= Robert von Ostertag =

German veterinarian

Robert von Ostertag 1922

Robert von Ostertag (March 24, 1864 - October 7, 1940) was a German veterinarian who was a native of Schwäbisch Gmünd.

He studied medicine in Berlin and veterinary medicine in Stuttgart, afterwards becoming a professor of hygiene at Tierärztliche Hochschule Stuttgart (1891–1892) and at the College of Veterinary Medicine in Berlin (1892–1907). In 1907 he became head of the veterinary department in the Reich Health Office in Berlin. In 1910 he traveled to German Southwest Africa in order to study diseases of sheep, and in 1913 he investigated rinderpest in German East Africa. In 1920 he became head of veterinary services in Germany.

In the 1890s, Ostertag started a rigorous program of meat inspection in Berlin, and he was referred to as the "Father of Veterinary Meat Inspection" in Germany.
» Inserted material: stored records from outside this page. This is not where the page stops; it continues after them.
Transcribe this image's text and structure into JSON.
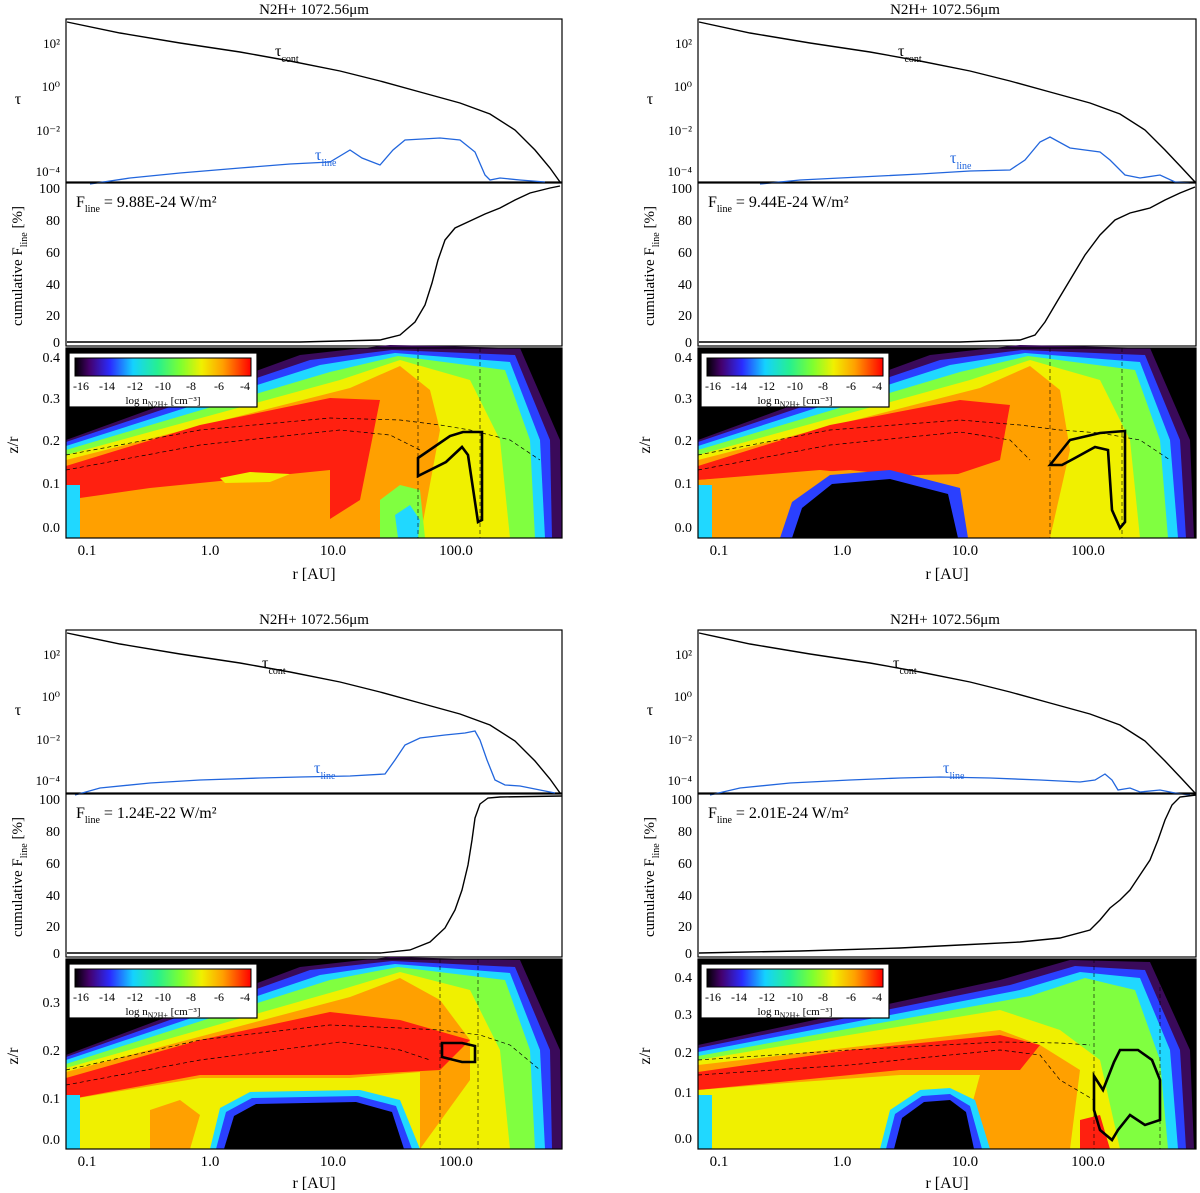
{
  "colors": {
    "tau_cont": "#000000",
    "tau_line": "#2266dd",
    "cumulative": "#000000",
    "contour": "#000000",
    "background": "#ffffff"
  },
  "common": {
    "tau_ylabel": "τ",
    "tau_cont_label": "τ",
    "tau_cont_sub": "cont",
    "tau_line_label": "τ",
    "tau_line_sub": "line",
    "cum_ylabel_prefix": "cumulative F",
    "cum_ylabel_sub": "line",
    "cum_ylabel_suffix": " [%]",
    "flux_prefix": "F",
    "flux_sub": "line",
    "zr_ylabel": "z/r",
    "xlabel": "r [AU]",
    "x_ticks": [
      "0.1",
      "1.0",
      "10.0",
      "100.0"
    ],
    "tau_ticks": [
      "10²",
      "10⁰",
      "10⁻²",
      "10⁻⁴"
    ],
    "cum_ticks": [
      "0",
      "20",
      "40",
      "60",
      "80",
      "100"
    ],
    "colorbar_ticks": [
      "-16",
      "-14",
      "-12",
      "-10",
      "-8",
      "-6",
      "-4"
    ],
    "colorbar_label_prefix": "log n",
    "colorbar_label_sub": "N2H+",
    "colorbar_label_suffix": " [cm⁻³]"
  },
  "chart_data": [
    {
      "type": "line",
      "title": "N2H+ 1072.56μm",
      "flux_text": " = 9.88E-24 W/m²",
      "xlim": [
        0.07,
        700
      ],
      "xscale": "log",
      "tau_ylim_log10": [
        -4.5,
        3.3
      ],
      "zr_ylim": [
        -0.02,
        0.43
      ],
      "zr_ticks": [
        "0.0",
        "0.1",
        "0.2",
        "0.3",
        "0.4"
      ],
      "series": [
        {
          "name": "τ cont",
          "x": [
            0.07,
            0.2,
            1,
            5,
            20,
            100,
            200,
            400,
            700
          ],
          "log10_y": [
            2.8,
            2.3,
            1.6,
            0.9,
            0.3,
            -0.5,
            -1.2,
            -2.6,
            -4.5
          ]
        },
        {
          "name": "τ line",
          "x": [
            0.07,
            0.2,
            0.5,
            2,
            8,
            12,
            15,
            20,
            25,
            40,
            60,
            90,
            120,
            160,
            200,
            250,
            280,
            350,
            450,
            600
          ],
          "log10_y": [
            -4.6,
            -4.4,
            -4.2,
            -4.0,
            -3.8,
            -3.7,
            -3.3,
            -3.6,
            -3.7,
            -2.6,
            -2.3,
            -2.3,
            -2.5,
            -3.0,
            -3.3,
            -3.5,
            -4.4,
            -4.5,
            -4.4,
            -4.6
          ]
        },
        {
          "name": "cumulative F line",
          "x": [
            0.07,
            10,
            30,
            50,
            60,
            70,
            80,
            100,
            150,
            250,
            400,
            700
          ],
          "y": [
            0,
            0,
            0.5,
            5,
            20,
            45,
            68,
            75,
            82,
            88,
            96,
            100
          ]
        }
      ],
      "contour": {
        "x": [
          50,
          100,
          140,
          165,
          170,
          140,
          130,
          120,
          60,
          50,
          50
        ],
        "zr": [
          0.13,
          0.21,
          0.23,
          0.23,
          0.03,
          0.1,
          0.2,
          0.19,
          0.16,
          0.15,
          0.13
        ]
      }
    },
    {
      "type": "line",
      "title": "N2H+ 1072.56μm",
      "flux_text": " = 9.44E-24 W/m²",
      "xlim": [
        0.07,
        700
      ],
      "xscale": "log",
      "tau_ylim_log10": [
        -4.5,
        3.3
      ],
      "zr_ylim": [
        -0.02,
        0.43
      ],
      "zr_ticks": [
        "0.0",
        "0.1",
        "0.2",
        "0.3",
        "0.4"
      ],
      "series": [
        {
          "name": "τ cont",
          "x": [
            0.07,
            0.2,
            1,
            5,
            20,
            100,
            200,
            400,
            700
          ],
          "log10_y": [
            2.8,
            2.3,
            1.6,
            0.9,
            0.3,
            -0.5,
            -1.2,
            -2.6,
            -4.5
          ]
        },
        {
          "name": "τ line",
          "x": [
            0.07,
            0.2,
            0.5,
            2,
            8,
            20,
            30,
            40,
            50,
            70,
            100,
            150,
            200,
            250,
            300,
            400,
            600
          ],
          "log10_y": [
            -4.7,
            -4.6,
            -4.4,
            -4.2,
            -4.0,
            -3.8,
            -3.6,
            -2.8,
            -2.4,
            -2.8,
            -3.0,
            -3.3,
            -4.0,
            -4.5,
            -4.2,
            -4.5,
            -4.7
          ]
        },
        {
          "name": "cumulative F line",
          "x": [
            0.07,
            10,
            30,
            40,
            50,
            60,
            80,
            100,
            150,
            250,
            400,
            700
          ],
          "y": [
            0,
            0,
            1,
            5,
            18,
            35,
            55,
            70,
            83,
            88,
            96,
            100
          ]
        }
      ],
      "contour": {
        "x": [
          50,
          80,
          120,
          180,
          180,
          160,
          150,
          140,
          100,
          70,
          60,
          50,
          50
        ],
        "zr": [
          0.16,
          0.22,
          0.23,
          0.24,
          0.05,
          0.01,
          0.1,
          0.2,
          0.19,
          0.16,
          0.16,
          0.16,
          0.16
        ]
      }
    },
    {
      "type": "line",
      "title": "N2H+ 1072.56μm",
      "flux_text": " = 1.24E-22 W/m²",
      "xlim": [
        0.07,
        700
      ],
      "xscale": "log",
      "tau_ylim_log10": [
        -4.5,
        3.3
      ],
      "zr_ylim": [
        -0.02,
        0.38
      ],
      "zr_ticks": [
        "0.0",
        "0.1",
        "0.2",
        "0.3"
      ],
      "series": [
        {
          "name": "τ cont",
          "x": [
            0.07,
            0.2,
            1,
            5,
            20,
            100,
            200,
            400,
            700
          ],
          "log10_y": [
            2.8,
            2.3,
            1.6,
            0.9,
            0.3,
            -0.5,
            -1.2,
            -2.6,
            -4.5
          ]
        },
        {
          "name": "τ line",
          "x": [
            0.07,
            0.2,
            0.5,
            2,
            8,
            30,
            40,
            60,
            100,
            140,
            160,
            200,
            250,
            400,
            600
          ],
          "log10_y": [
            -4.7,
            -4.4,
            -4.2,
            -4.0,
            -3.8,
            -3.6,
            -3.0,
            -2.2,
            -1.8,
            -1.6,
            -2.2,
            -3.6,
            -4.2,
            -4.5,
            -4.7
          ]
        },
        {
          "name": "cumulative F line",
          "x": [
            0.07,
            10,
            40,
            60,
            80,
            100,
            120,
            140,
            160,
            200,
            700
          ],
          "y": [
            0,
            0,
            0.5,
            3,
            10,
            25,
            55,
            90,
            98,
            99.5,
            100
          ]
        }
      ],
      "contour": {
        "x": [
          80,
          120,
          140,
          140,
          120,
          80,
          80
        ],
        "zr": [
          0.2,
          0.2,
          0.19,
          0.16,
          0.16,
          0.18,
          0.2
        ]
      }
    },
    {
      "type": "line",
      "title": "N2H+ 1072.56μm",
      "flux_text": " = 2.01E-24 W/m²",
      "xlim": [
        0.07,
        700
      ],
      "xscale": "log",
      "tau_ylim_log10": [
        -4.5,
        3.3
      ],
      "zr_ylim": [
        -0.02,
        0.47
      ],
      "zr_ticks": [
        "0.0",
        "0.1",
        "0.2",
        "0.3",
        "0.4"
      ],
      "series": [
        {
          "name": "τ cont",
          "x": [
            0.07,
            0.2,
            1,
            5,
            20,
            100,
            200,
            400,
            700
          ],
          "log10_y": [
            2.8,
            2.3,
            1.6,
            0.9,
            0.3,
            -0.5,
            -1.2,
            -2.6,
            -4.5
          ]
        },
        {
          "name": "τ line",
          "x": [
            0.07,
            0.2,
            0.5,
            2,
            8,
            30,
            60,
            100,
            130,
            150,
            170,
            200,
            300,
            500,
            700
          ],
          "log10_y": [
            -4.7,
            -4.4,
            -4.2,
            -4.0,
            -3.9,
            -4.0,
            -4.1,
            -4.2,
            -4.1,
            -3.5,
            -4.2,
            -4.5,
            -4.4,
            -4.6,
            -4.8
          ]
        },
        {
          "name": "cumulative F line",
          "x": [
            0.07,
            10,
            30,
            80,
            110,
            130,
            150,
            200,
            250,
            300,
            350,
            450,
            700
          ],
          "y": [
            0,
            1,
            4,
            10,
            15,
            22,
            30,
            40,
            55,
            70,
            90,
            100,
            100
          ]
        }
      ],
      "contour": {
        "x": [
          130,
          150,
          170,
          200,
          250,
          300,
          380,
          400,
          300,
          260,
          200,
          150,
          130,
          130
        ],
        "zr": [
          0.14,
          0.11,
          0.22,
          0.24,
          0.23,
          0.2,
          0.18,
          0.05,
          0.04,
          0.1,
          0.04,
          0.0,
          0.08,
          0.14
        ]
      }
    }
  ]
}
Ostertag's meat inspection act of 1900 greatly reduced incidences of bovine tuberculosis in human beings.

He was the author of numerous publications in veterinary science, and is remembered for his influential Lehrbuch für Fleischbeschauer ("Handbook of Meat Inspection"), a book that was later translated into English.

His name is lent to Ostertagia, a genus of attenuated nematodes of the family Trichostrongylidae. These organisms are found in cysts on the wall of the abomasum of cattle and other ruminants. The disease associated with the organism is called "ostertagiosis".